The catch here is that reading DataPackets that were stored as serialized objects is painfully slow in Java (~20s). However, writing primitive field values to binary files and then creating objects on the fly when reading those values performed much better.

As a result of storing field values, my binary files for option quotes are a repeating sequence of Long, Double, Long, Double, Char, Double, Double, Char. From what I can tell, the best alternative for conducting a binary search will be to read the file into a byte array and then conduct the binary search on array elements where index % 8 == 0 (using date as an example). Is reading the file into a byte array essentially what you're doing as well before conducting the binary search?

jtrader33 · Feb 7, 2015

John Tseng said:
The best thing you can do for your disk access is to completely eliminate all seek times by ensuring that you read everything in order, from the beginning of the disk to the end. As volpunter has said, defrag will help here. Reading from only one file that is contiguous on the disk means that your disk never has to seek. It just reads from the beginning to the end.
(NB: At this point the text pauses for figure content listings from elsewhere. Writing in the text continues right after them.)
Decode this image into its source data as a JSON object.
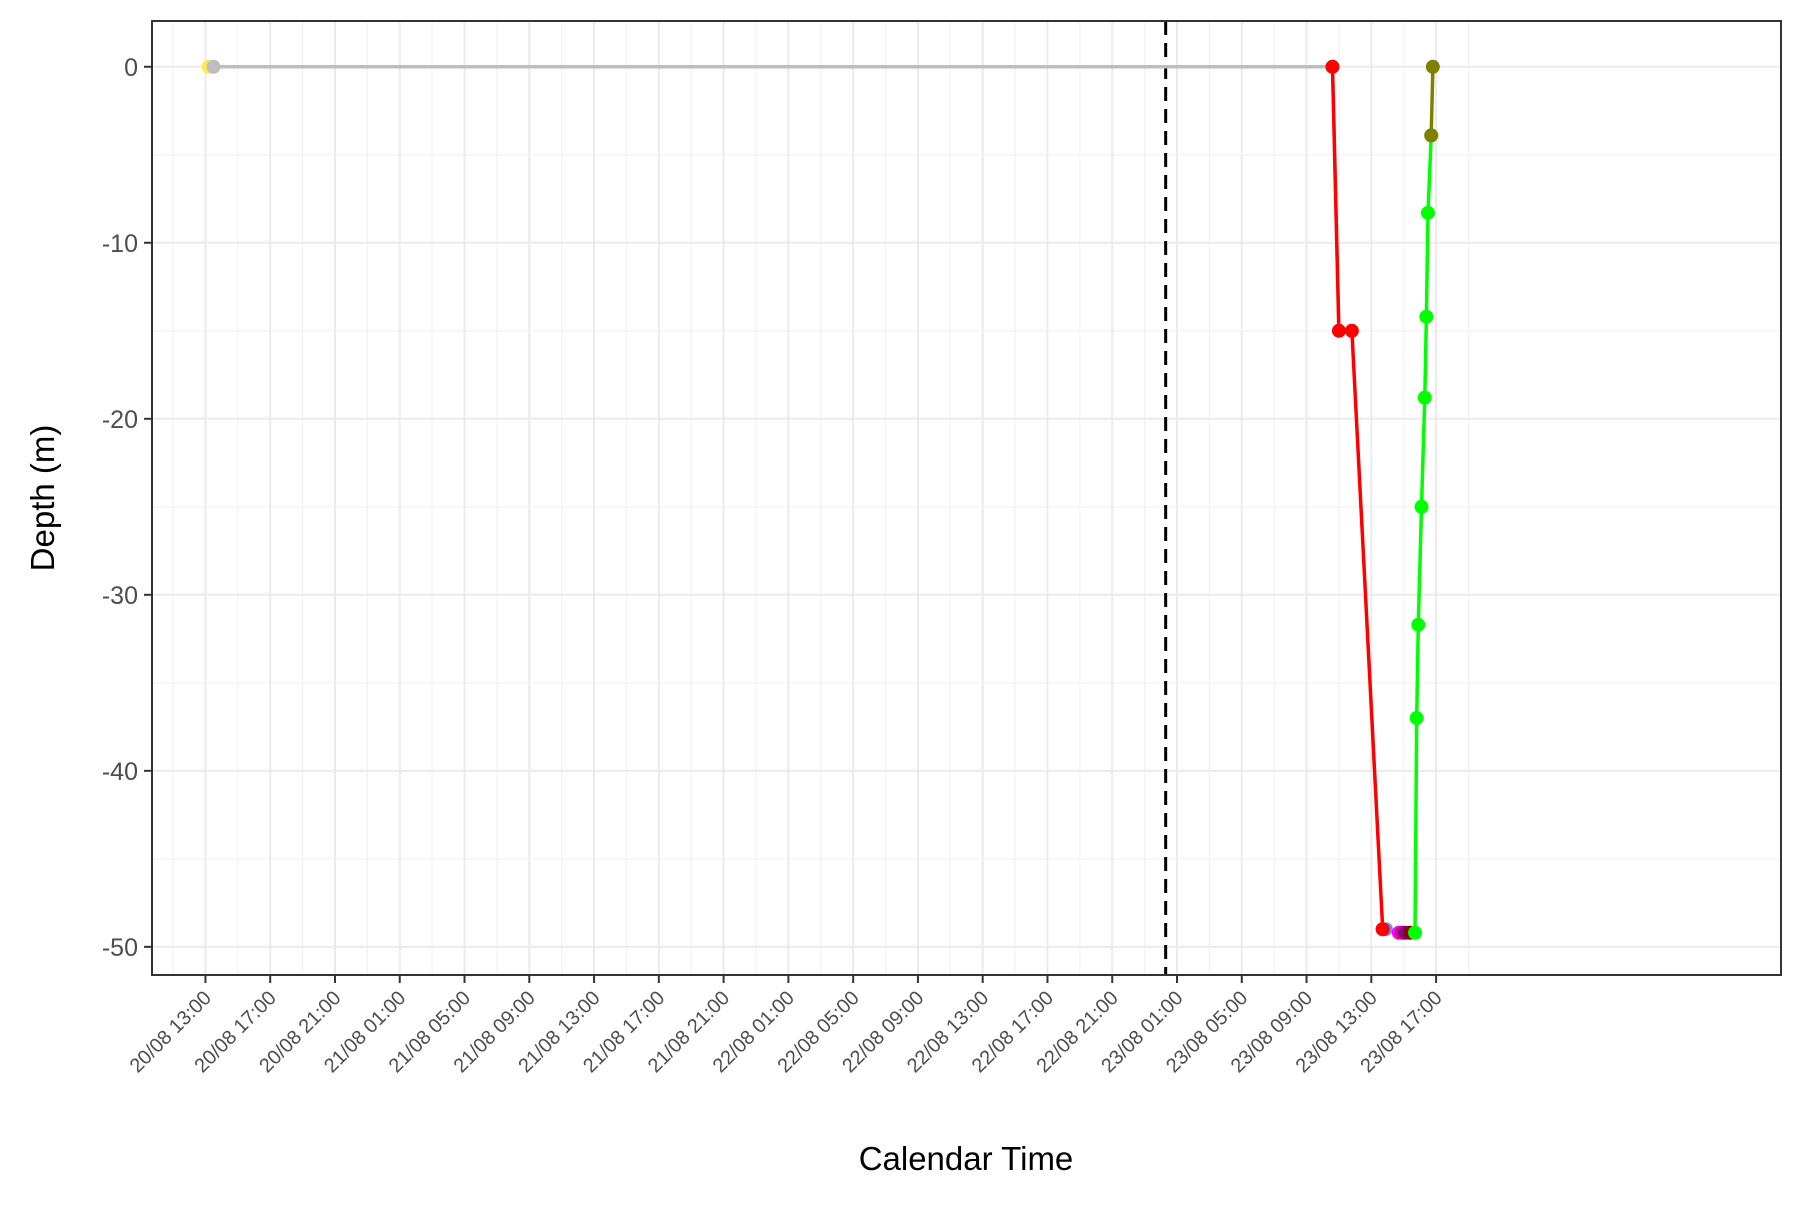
{
  "chart_data": {
    "type": "line",
    "xlabel": "Calendar Time",
    "ylabel": "Depth (m)",
    "x_unit": "hours since 20/08 13:00 (tick labels show dd/mm HH:MM)",
    "xlim": [
      -3.3,
      97.3
    ],
    "ylim": [
      -51.6,
      2.6
    ],
    "x_tick_labels": [
      "20/08 13:00",
      "20/08 17:00",
      "20/08 21:00",
      "21/08 01:00",
      "21/08 05:00",
      "21/08 09:00",
      "21/08 13:00",
      "21/08 17:00",
      "21/08 21:00",
      "22/08 01:00",
      "22/08 05:00",
      "22/08 09:00",
      "22/08 13:00",
      "22/08 17:00",
      "22/08 21:00",
      "23/08 01:00",
      "23/08 05:00",
      "23/08 09:00",
      "23/08 13:00",
      "23/08 17:00"
    ],
    "x_tick_values": [
      0,
      4,
      8,
      12,
      16,
      20,
      24,
      28,
      32,
      36,
      40,
      44,
      48,
      52,
      56,
      60,
      64,
      68,
      72,
      76
    ],
    "y_ticks": [
      0,
      -10,
      -20,
      -30,
      -40,
      -50
    ],
    "grid": true,
    "legend": "none",
    "vline": {
      "x": 59.3,
      "style": "dashed",
      "color": "#000000"
    },
    "series": [
      {
        "color": "#bebebe",
        "points": [
          [
            0.5,
            0
          ],
          [
            69.6,
            0
          ],
          [
            70.0,
            -15
          ]
        ]
      },
      {
        "color": "#ff0000",
        "points": [
          [
            69.6,
            0
          ],
          [
            70.0,
            -15
          ],
          [
            70.8,
            -15
          ],
          [
            72.7,
            -49
          ]
        ]
      },
      {
        "color": "#00ff00",
        "points": [
          [
            74.7,
            -49.2
          ],
          [
            74.8,
            -37
          ],
          [
            74.9,
            -31.7
          ],
          [
            75.1,
            -25
          ],
          [
            75.3,
            -18.8
          ],
          [
            75.4,
            -14.2
          ],
          [
            75.5,
            -8.3
          ],
          [
            75.7,
            -3.9
          ]
        ]
      },
      {
        "color": "#808000",
        "points": [
          [
            75.7,
            -3.9
          ],
          [
            75.8,
            0
          ]
        ]
      }
    ],
    "extra_points": [
      {
        "x": 0.2,
        "y": 0,
        "color": "#ffe94d"
      },
      {
        "x": 72.7,
        "y": -49,
        "color": "#6495ed"
      },
      {
        "x": 72.9,
        "y": -49,
        "color": "#6495ed"
      },
      {
        "x": 73.7,
        "y": -49.2,
        "color": "#ff00ff"
      },
      {
        "x": 73.9,
        "y": -49.2,
        "color": "#cd1076"
      },
      {
        "x": 74.1,
        "y": -49.2,
        "color": "#8b008b"
      },
      {
        "x": 74.4,
        "y": -49.2,
        "color": "#8b0000"
      }
    ]
  }
}
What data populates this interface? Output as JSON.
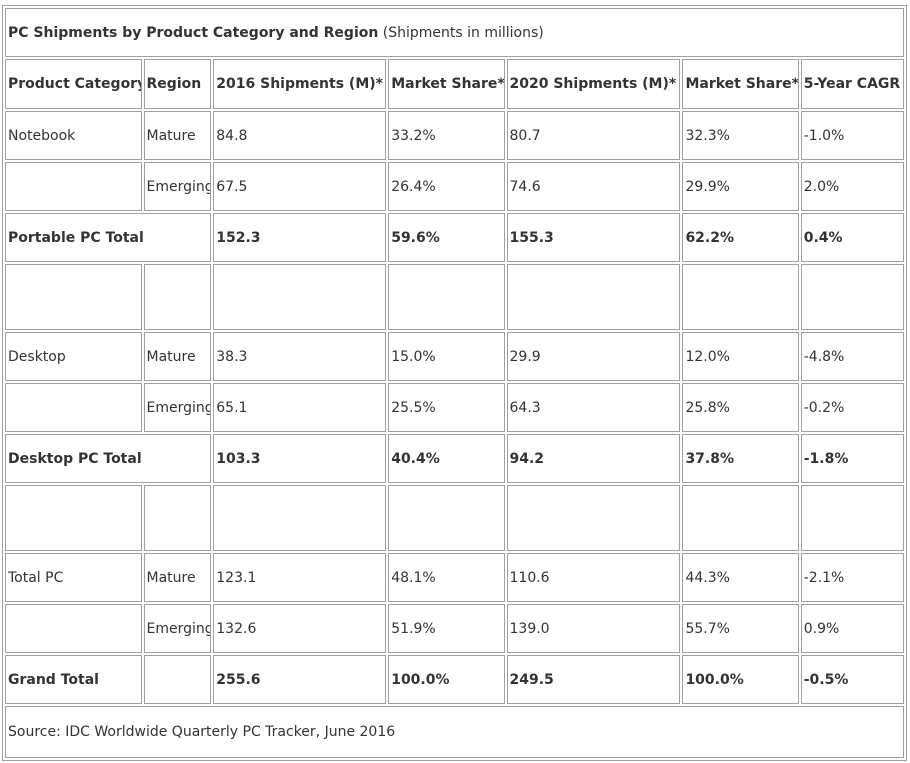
{
  "title": {
    "main": "PC Shipments by Product Category and Region",
    "sub": "(Shipments in millions)"
  },
  "headers": [
    "Product Category",
    "Region",
    "2016 Shipments (M)*",
    "Market Share*",
    "2020 Shipments (M)*",
    "Market Share*",
    "5-Year CAGR"
  ],
  "rows": {
    "notebook_mature": [
      "Notebook",
      "Mature",
      "84.8",
      "33.2%",
      "80.7",
      "32.3%",
      "-1.0%"
    ],
    "notebook_emerging": [
      "",
      "Emerging",
      "67.5",
      "26.4%",
      "74.6",
      "29.9%",
      "2.0%"
    ],
    "portable_total": [
      "Portable PC Total",
      "152.3",
      "59.6%",
      "155.3",
      "62.2%",
      "0.4%"
    ],
    "desktop_mature": [
      "Desktop",
      "Mature",
      "38.3",
      "15.0%",
      "29.9",
      "12.0%",
      "-4.8%"
    ],
    "desktop_emerging": [
      "",
      "Emerging",
      "65.1",
      "25.5%",
      "64.3",
      "25.8%",
      "-0.2%"
    ],
    "desktop_total": [
      "Desktop PC Total",
      "103.3",
      "40.4%",
      "94.2",
      "37.8%",
      "-1.8%"
    ],
    "totalpc_mature": [
      "Total PC",
      "Mature",
      "123.1",
      "48.1%",
      "110.6",
      "44.3%",
      "-2.1%"
    ],
    "totalpc_emerging": [
      "",
      "Emerging",
      "132.6",
      "51.9%",
      "139.0",
      "55.7%",
      "0.9%"
    ],
    "grand_total": [
      "Grand Total",
      "",
      "255.6",
      "100.0%",
      "249.5",
      "100.0%",
      "-0.5%"
    ]
  },
  "source": "Source: IDC Worldwide Quarterly PC Tracker, June 2016"
}
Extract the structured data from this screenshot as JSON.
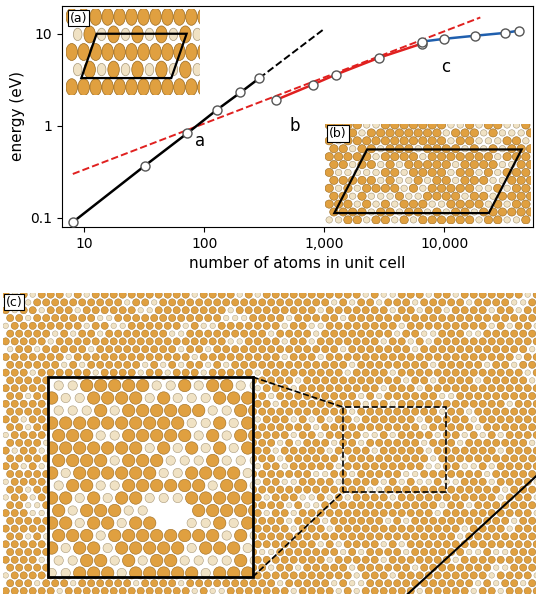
{
  "chart_data": {
    "type": "line",
    "x_label": "number of atoms in unit cell",
    "y_label": "energy (eV)",
    "log": true,
    "xlim": [
      6.5,
      55000
    ],
    "ylim": [
      0.08,
      20
    ],
    "xticks": [
      10,
      100,
      {
        "value": 1000,
        "label": "1,000"
      },
      {
        "value": 10000,
        "label": "10,000"
      }
    ],
    "yticks": [
      0.1,
      1,
      10
    ],
    "panel_labels": [
      "(a)",
      "(b)",
      "(c)"
    ],
    "series": [
      {
        "label": "a",
        "color": "#000000",
        "marker": "o",
        "line_style": "solid",
        "x": [
          8,
          32,
          72,
          128,
          200,
          288
        ],
        "values": [
          0.09,
          0.37,
          0.83,
          1.5,
          2.3,
          3.3
        ]
      },
      {
        "color": "#000000",
        "line_style": "dashed",
        "x": [
          288,
          1000
        ],
        "values": [
          3.3,
          11.3
        ]
      },
      {
        "color": "#e0201f",
        "line_style": "dashed",
        "x": [
          8,
          20000
        ],
        "values": [
          0.3,
          15
        ]
      },
      {
        "label": "b",
        "color": "#e0201f",
        "marker": "o",
        "line_style": "solid",
        "x": [
          392,
          800,
          1250,
          2880,
          6500
        ],
        "values": [
          1.9,
          2.8,
          3.6,
          5.5,
          7.8
        ]
      },
      {
        "label": "c",
        "color": "#1f5fae",
        "marker": "o",
        "line_style": "solid",
        "x": [
          6500,
          10000,
          18000,
          32000,
          42000
        ],
        "values": [
          8.2,
          8.8,
          9.5,
          10.2,
          10.8
        ]
      }
    ]
  }
}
John, thanks very much for taking the time with that post. Very informative. For sure, I will be reading it multiple times to let it all sink in.

Initially, I thought you were making a theoretical point in the above quote, but after reading on it seems like it may be a practical endeavor. There's no mystery to the order in which files are read in my backtests and it seldom changes. Am I over simplifying things if I ask if there's a way to instruct the HDD to organize files in a certain sequence?